But that's us. Mark Steel and the US Socialist Worker want to have their titters and guffaws and who are we to deny them?
They really shame themselves. They've done a half-assed job covering the Iraq Inquiry and now they bring on the 'jokes.' The only joke? The US Socialist Worker today.
Comedy is supposed to be pain-plus-time. "Time" doesn't mean while the tragedy continues.
And considering that the comedian hails from a paper that's allowed the Inquiry to be covered by a friend of Alastair Campbell's, by a friend whom Alastair has bragged is in his "pocket," it probably wasn't a good idea for the Socialist Worker to have used an Independent of London employee for Inquiry coverage to start with.
It's really amazing who dismisses what the Inquiry's produced and who doesn't. Chris Ames has found a goldmine of information. Others? They just can't seem to find anything. You better believe that makes Alastair very, very happy.
And let's grasp as well what the article really is: Crap. Lazy crap.
If you read the nonsense, you quickly grasp that the comedian's paid no attention to the Iraq Inquiry. There's nothing from the Inquiry in the column. He's pieced together a bunch of things that have been known since 2003 to dismiss the Inquiry. In other words, he wants to do jokes without doing the work. In other words, we have another gas bag offering 'opinions' on things he knows nothing about.
The article's so insulting it makes Hillary's response on Iraq today in Qatar look rational and reasonable (or at least almost):
QUESTION: Hello, Madam Secretary. My name is Kasi Irae. I am from Iran. But I was born and raised in Dubai. My question is about the war in Iraq. So, ever since -- throughout high school and subsequently in my university years, I have been watching the Iraq war. People are dying, you know, bombs are going off, and there are several (inaudible). And something I just -- I wonder if America were -- if Iraq didn't have any oil. And my question is, would America be in Iraq if Iraq didn't have any oil?
SECRETARY CLINTON: Well, I think that what is happening in Iraq is very important on a number of fronts. And we are going to be leaving Iraq, and when we leave Iraq, as has been agreed to with our military -- and we are on schedule to do that -- we will, hopefully, have a relationship with Iraq as we would have with any other country. We hope to have a strong civilian partnership.

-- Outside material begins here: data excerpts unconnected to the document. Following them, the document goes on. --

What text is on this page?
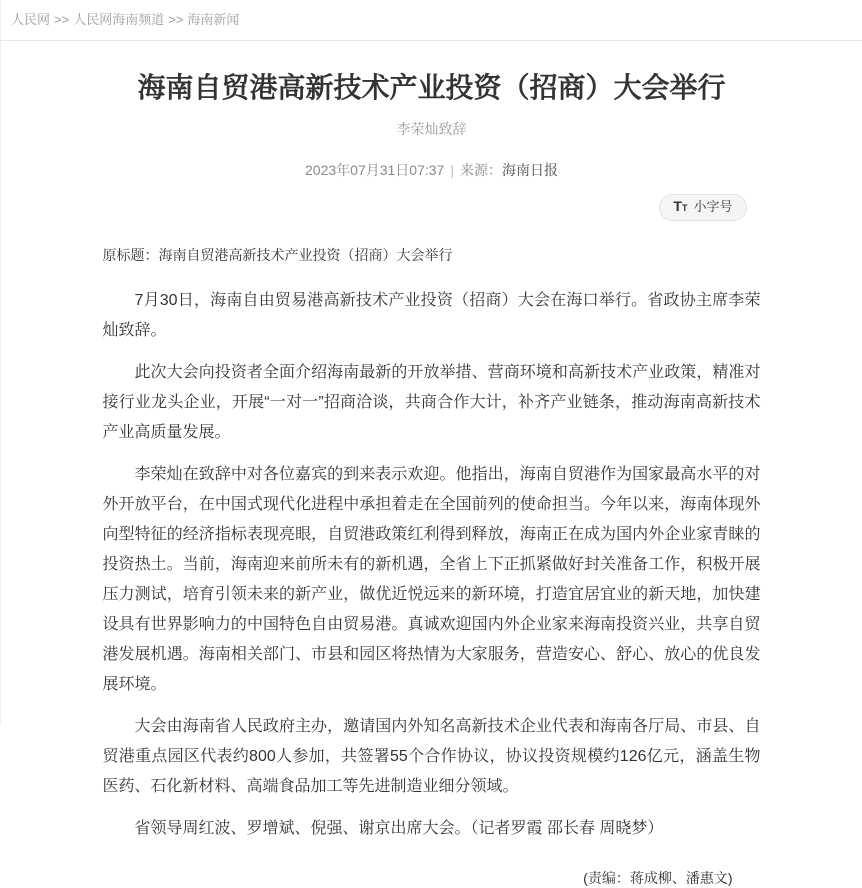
人民网 >> 人民网海南频道 >> 海南新闻
海南自贸港高新技术产业投资（招商）大会举行
李荣灿致辞
2023年07月31日07:37 | 来源：海南日报
TT 小字号

原标题：海南自贸港高新技术产业投资（招商）大会举行

7月30日，海南自由贸易港高新技术产业投资（招商）大会在海口举行。省政协主席李荣灿致辞。

此次大会向投资者全面介绍海南最新的开放举措、营商环境和高新技术产业政策，精准对接行业龙头企业，开展“一对一”招商洽谈，共商合作大计，补齐产业链条，推动海南高新技术产业高质量发展。

李荣灿在致辞中对各位嘉宾的到来表示欢迎。他指出，海南自贸港作为国家最高水平的对外开放平台，在中国式现代化进程中承担着走在全国前列的使命担当。今年以来，海南体现外向型特征的经济指标表现亮眼，自贸港政策红利得到释放，海南正在成为国内外企业家青睐的投资热土。当前，海南迎来前所未有的新机遇，全省上下正抓紧做好封关准备工作，积极开展压力测试，培育引领未来的新产业，做优近悦远来的新环境，打造宜居宜业的新天地，加快建设具有世界影响力的中国特色自由贸易港。真诚欢迎国内外企业家来海南投资兴业，共享自贸港发展机遇。海南相关部门、市县和园区将热情为大家服务，营造安心、舒心、放心的优良发展环境。

大会由海南省人民政府主办，邀请国内外知名高新技术企业代表和海南各厅局、市县、自贸港重点园区代表约800人参加，共签署55个合作协议，协议投资规模约126亿元，涵盖生物医药、石化新材料、高端食品加工等先进制造业细分领域。

省领导周红波、罗增斌、倪强、谢京出席大会。（记者罗霞 邵长春 周晓梦）

(责编：蒋成柳、潘惠文)
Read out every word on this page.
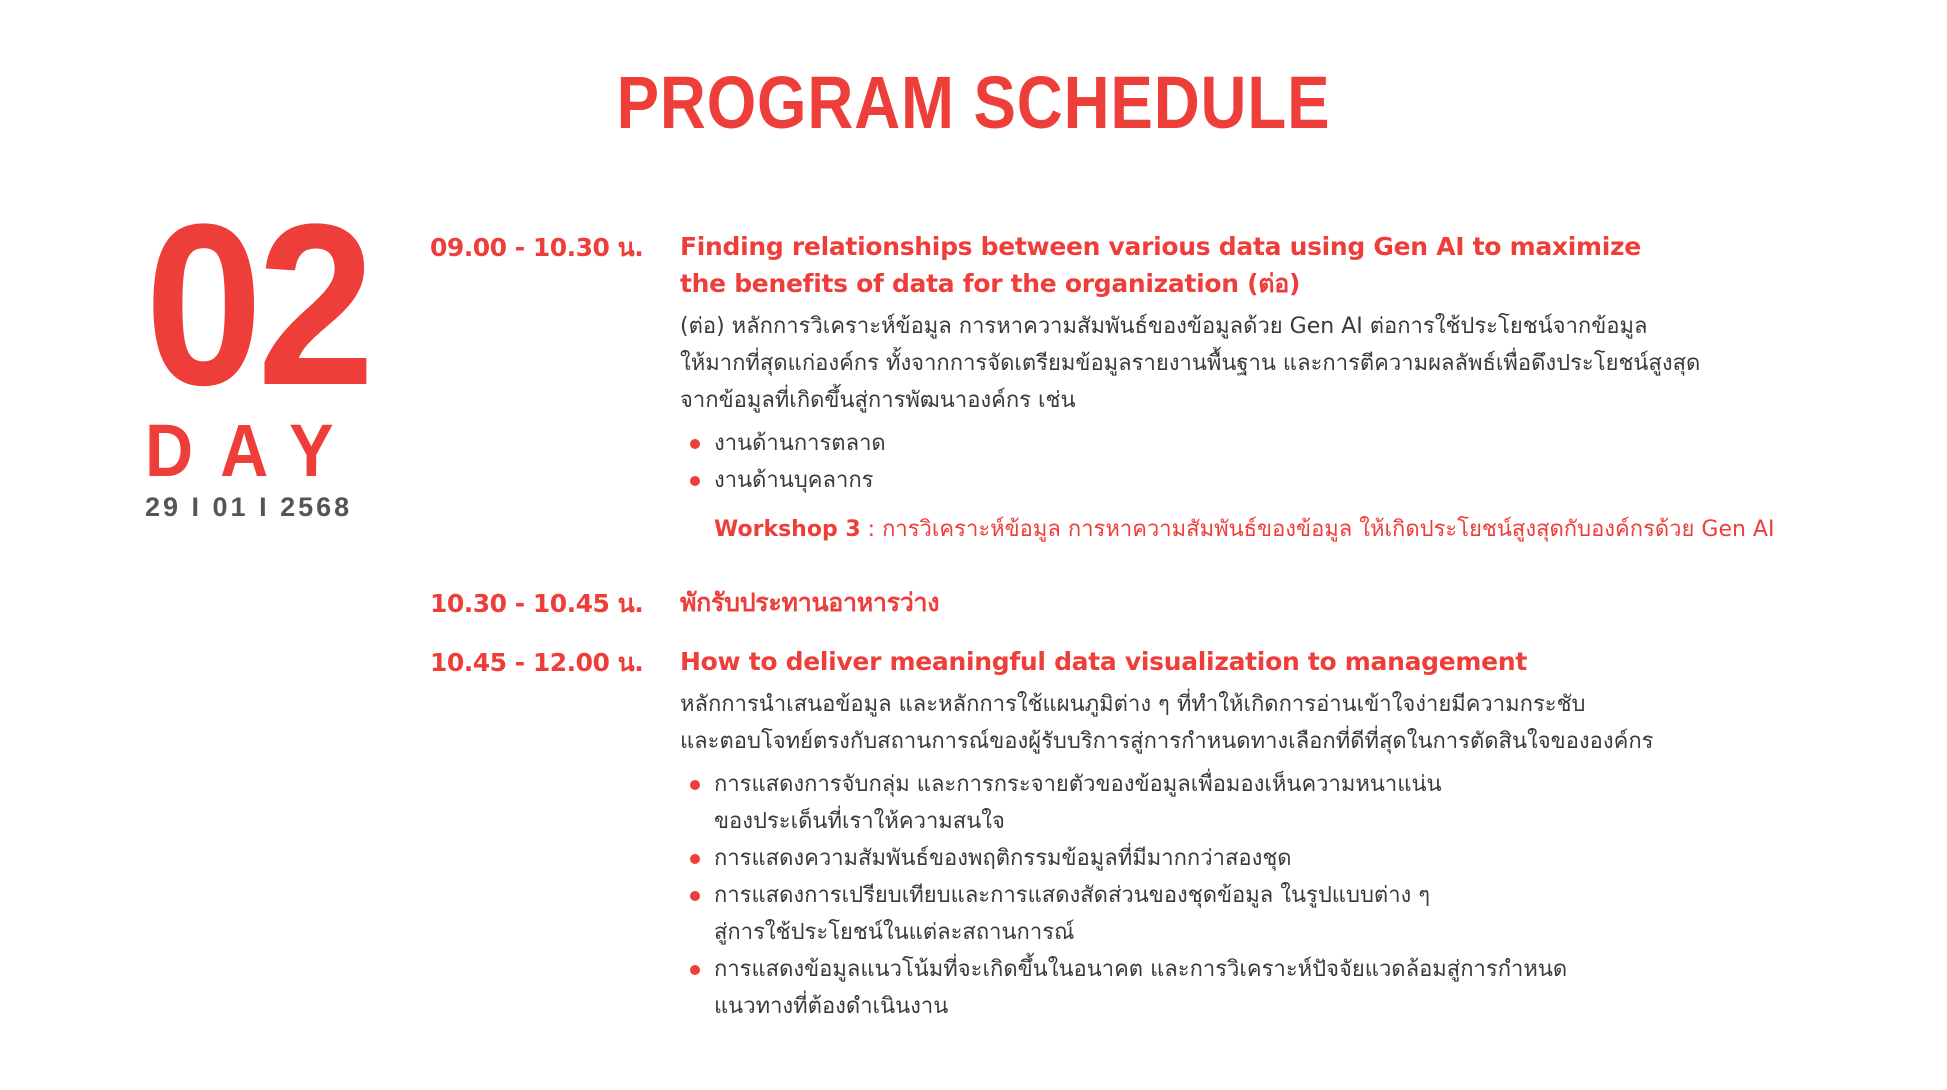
PROGRAM SCHEDULE
02
DAY
29 I 01 I 2568
09.00 - 10.30 น.	Finding relationships between various data using Gen AI to maximize
the benefits of data for the organization (ต่อ)
(ต่อ) หลักการวิเคราะห์ข้อมูล การหาความสัมพันธ์ของข้อมูลด้วย Gen AI ต่อการใช้ประโยชน์จากข้อมูล
ให้มากที่สุดแก่องค์กร ทั้งจากการจัดเตรียมข้อมูลรายงานพื้นฐาน และการตีความผลลัพธ์เพื่อดึงประโยชน์สูงสุด
จากข้อมูลที่เกิดขึ้นสู่การพัฒนาองค์กร เช่น
งานด้านการตลาด
งานด้านบุคลากร
Workshop 3 : การวิเคราะห์ข้อมูล การหาความสัมพันธ์ของข้อมูล ให้เกิดประโยชน์สูงสุดกับองค์กรด้วย Gen AI
10.30 - 10.45 น.	พักรับประทานอาหารว่าง
10.45 - 12.00 น.	How to deliver meaningful data visualization to management
หลักการนำเสนอข้อมูล และหลักการใช้แผนภูมิต่าง ๆ ที่ทำให้เกิดการอ่านเข้าใจง่ายมีความกระชับ
และตอบโจทย์ตรงกับสถานการณ์ของผู้รับบริการสู่การกำหนดทางเลือกที่ดีที่สุดในการตัดสินใจขององค์กร
การแสดงการจับกลุ่ม และการกระจายตัวของข้อมูลเพื่อมองเห็นความหนาแน่น
ของประเด็นที่เราให้ความสนใจ
การแสดงความสัมพันธ์ของพฤติกรรมข้อมูลที่มีมากกว่าสองชุด
การแสดงการเปรียบเทียบและการแสดงสัดส่วนของชุดข้อมูล ในรูปแบบต่าง ๆ
สู่การใช้ประโยชน์ในแต่ละสถานการณ์
การแสดงข้อมูลแนวโน้มที่จะเกิดขึ้นในอนาคต และการวิเคราะห์ปัจจัยแวดล้อมสู่การกำหนด
แนวทางที่ต้องดำเนินงาน
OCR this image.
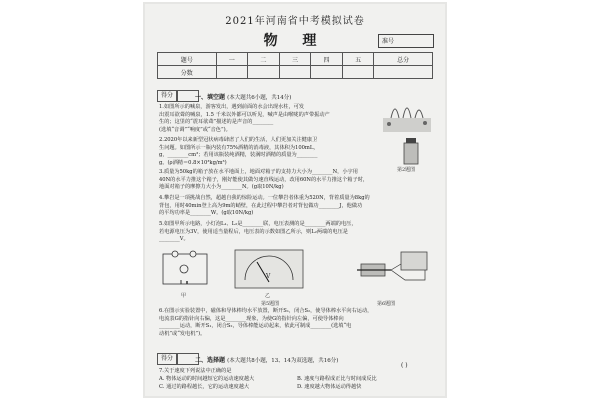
2021年河南省中考模拟试卷
物 理	准号
题号	一	二	三	四	五	总分
分数						
得分	一、填空题 (本大题共6小题，共14分)
1.如图所示的喊泉，游客发出，遇到前面的水会出现水柱，可发
出震耳欲聋的喊泉，1.5 千米以外都可以听见，喊声是由喉咙的声带振动产
生的；这里的“震耳欲聋”描述的是声音的________
(选填“音调”“响度”或“音色”)。
2.2020年以来新型冠状病毒肆虐了人们的生活，人们更加关注健康卫
生问题。如图所示一瓶内装有75%酒精的消毒液，其体积为100mL，
g，________cm³；若用该瓶装纯酒精，装满时酒精的质量为________
g。(ρ酒精＝0.8×10³kg/m³)
第2题图
3.质量为50kg的箱子放在水平地面上，地面对箱子的支持力大小为________N，小宇用
40N的水平力推这个箱子，刚好能使其做匀速直线运动，改用60N的水平力推这个箱子时，
地面对箱子的摩擦力大小为________N。(g取10N/kg)
4.攀岩是一项挑战自然，超越自我的惊险运动。一位攀岩者体重为520N，背着质量为8kg的
背包，用时40min登上高为9m的峭壁，在此过程中攀岩者对背包做功________J，他做功
的平均功率是________W。(g取10N/kg)
5.如图甲所示电路，小灯泡L₁、L₂是________联，电压表测的是________两端的电压，
若电源电压为3V，使用适当量程后，电压表的示数如图乙所示，则L₂两端的电压是
________V。
甲
V
乙
第5题图	第6题图
6.在图示实验装置中，磁体和导体棒均水平放置，断开S₁，闭合S₂，使导体棒水平向右运动，
电流表G的指针向右偏，这是________现象，为使G的指针向左偏，可使导体棒向
________运动，断开S₁，闭合S₂，导体棒能运动起来，依此可制成________(选填“电
动机”或“发电机”)。
得分	二、选择题 (本大题共8小题，13、14为双选题，共16分)
7.关于速度下列说法中正确的是
( )
A. 物体运动的时间越短它的运动速度越大	B. 速度与路程成正比与时间成反比
C. 通过的路程越长，它的运动速度越大	D. 速度越大物体运动得越快
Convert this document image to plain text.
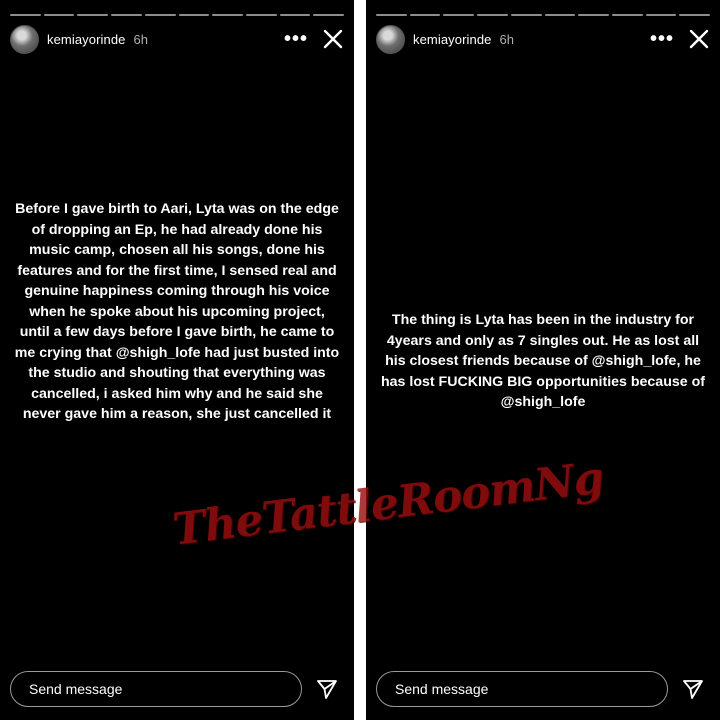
kemiayorinde 6h	•••
Before I gave birth to Aari, Lyta was on the edge of dropping an Ep, he had already done his music camp, chosen all his songs, done his features and for the first time, I sensed real and genuine happiness coming through his voice when he spoke about his upcoming project, until a few days before I gave birth, he came to me crying that @shigh_lofe had just busted into the studio and shouting that everything was cancelled, i asked him why and he said she never gave him a reason, she just cancelled it
Send message
kemiayorinde 6h	•••
The thing is Lyta has been in the industry for 4years and only as 7 singles out. He as lost all his closest friends because of @shigh_lofe, he has lost FUCKING BIG opportunities because of @shigh_lofe
Send message
TheTattleRoomNg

And I think that the short answer to your question is we will be in Iraq as we would be in any country, whether or not they have natural resources. And the Iraqis themselves are making the decision about the future of their oil industry. You may have followed the recent bidding that has been done, giving contracts to countries from all over the world, companies from China to Europe to the United States to the Middle East.
That's the way it should be. The people of Iraq, through their democratically elected government -- something they did not have in the past -- should be making those decisions for themselves. That is really what the United States hopes will be the future of Iraq, that it will remain democratic, a strong democracy, a pluralistic society, where every part of the country gets to participate, that there isn't any tilting of power for or against any group within Iraq, and that, as part of their democratic future, the Iraqi people will have the benefit of their oil revenues. Not one group, not any individual, but the Iraqi people.
And it is my hope that that becomes the reality for the Iraqis, that they benefit from their own natural resources, that they invest in education cities, that they build great health care facilities and housing for people. That is what we hope for them, and that is the direction that the Iraqi Government seems to be headed, themselves.
So, the United States is very pleased at the progress that Iraq is making. And the oil industry is broadly dispersed among many different companies and countries, at the decision of the Iraqis themselves. That is the way it should be, in our view.
We'll note this from Jim Frederick's "The Threat from Within: Stopping Soldiers from Becoming Murderers" (Time magazine):
For the past three years, I have been researching the story of one unit's deployment to Iraq -- a story that turns on the lack of accountability for the failure to properly handle a murderous, dysfunctional soldier. In late 2005, 1st Battalion, 502nd Infantry Regiment, 101st Airborne Division took control of a stretch of land just south of Baghdad that had come to be known as the Triangle of Death. Experiencing some form of combat nearly every day, suffering from a high casualty rate and enduring chronic breakdowns in leadership, one of the battalion's platoons -- 1st Platoon, Bravo Company -- fell into a tailspin of poor discipline, substance abuse and brutality. In March 2006, four 1st Platoon soldiers -- Specialist Paul Cortez, Specialist James Barker, Private First Class Jesse Spielman and Private First Class Steven Green -- perpetrated one of the most heinous war crimes known to have been committed by U.S. forces during the Iraq War: the rape of a 14-year-old Iraqi girl and the cold-blooded murders of her, her parents and her 6-year-old sister.
Jim Frederick's book Black Hearts: One Platoon's Descent into Madness in Iraq's Triangle of Death hit book stores last Tuesday. "One of the most heinous war crimes"? Check the Democracy Now! archives for their segment on it. They never did one. They never judged Abeer important enough. Not when the Article 32 hearing took place, not when the courts-martial took place, not when Steven D. Green faced a civilian court. It was never worth discussing, never worth devoting time to. That's very telling.